Terlouw richtte zich volledig op zijn bevoegdheid en verloor voeling met wat er leefde in zijn partij. Vooral het milieubeleid kwam niet uit de verf. Voor het eerst kreeg de aimabele vicepremier veel kritiek vanuit de media en dat leek hij niet gewoon. Later sprak hij van zijn slechtste tijd in zijn leven. Het kabinet hield het niet zo lang uit en er volgden nieuwe verkiezingen in 1982 waarin D66 met Terlouw als lijsttrekker terugviel op 6 zetels. Hij trok er zijn conclusies uit en stapte uit de politiek. Hij ging aan de slag als secretaris-generaal van de Europese Conferentie van Transportministers in Parijs en herleefde. Het werd duidelijk dat Terlouw eerder een pragmatische voorzitter en bruggenbouwer was dan een geslepen en niets ontziende topminister. Dat bleek ook als hij vanaf 1991 commissaris van de Koningin in Gelderland wordt, een functie die hem op het lijf geschreven was. In 1996 moest hij met pensioen gaan, maar dat betekende niet het einde van zijn actief leven. Hij keerde terug als lid van de Eerste Kamer (Senaat) en werd voorzitter van tal van verenigingen.
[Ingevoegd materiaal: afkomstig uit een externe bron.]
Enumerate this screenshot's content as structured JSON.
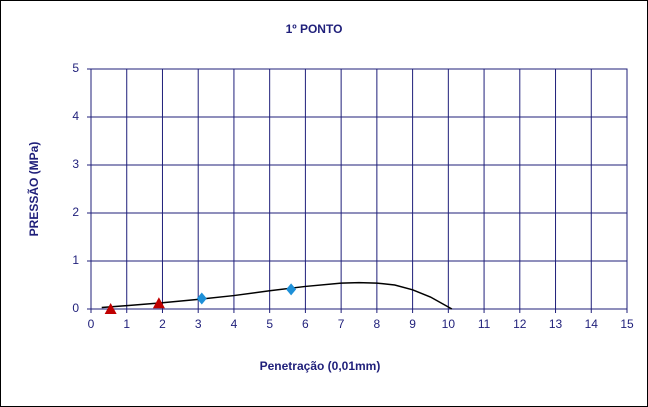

Hij gaf ook nog regelmatig lezingen en voordrachten, zoals in Gent voor Liberales waar hij de eerste John Rawlslezing uitsprak, en waarin milieuthema’s zoals de uitputting van de aarde en de klimaatopwarming de volle aandacht kregen. Het leek wel of Terlouw met het ouder worden scherper werd in zijn standpunten. Dat bleek uit een interview: ‘We gaan kapot aan neoliberalisme’. ‘Ik hoor nog wel eens om me heen: wat ben je links geworden. Dat is een verkeerde aanname. Ik zei dit soort dingen al in de jaren zeventig. Toen was daar niets radicaal aan. Het is de samenleving die zo rechts is geworden, zo verschrikkelijk rechts,’ zo sprak hij. Terlouw was sinds het overlijden van Van Mierlo en Els Borst het levende geweten van het progressief liberalisme in Nederland. Maar nog meer kende men hem als een levenskunstenaar, een begenadigd schrijver en een bezorgde vader, grootvader en echtgenoot die heel actief bleef. Boerboom schreef toen een levendige, goed gestructureerde biografie die een sterk beeld schetst van een beminnelijke en integere man die een onvoorstelbaar boeiend leven had en zich bekommerde om zijn medemensen en de natuur.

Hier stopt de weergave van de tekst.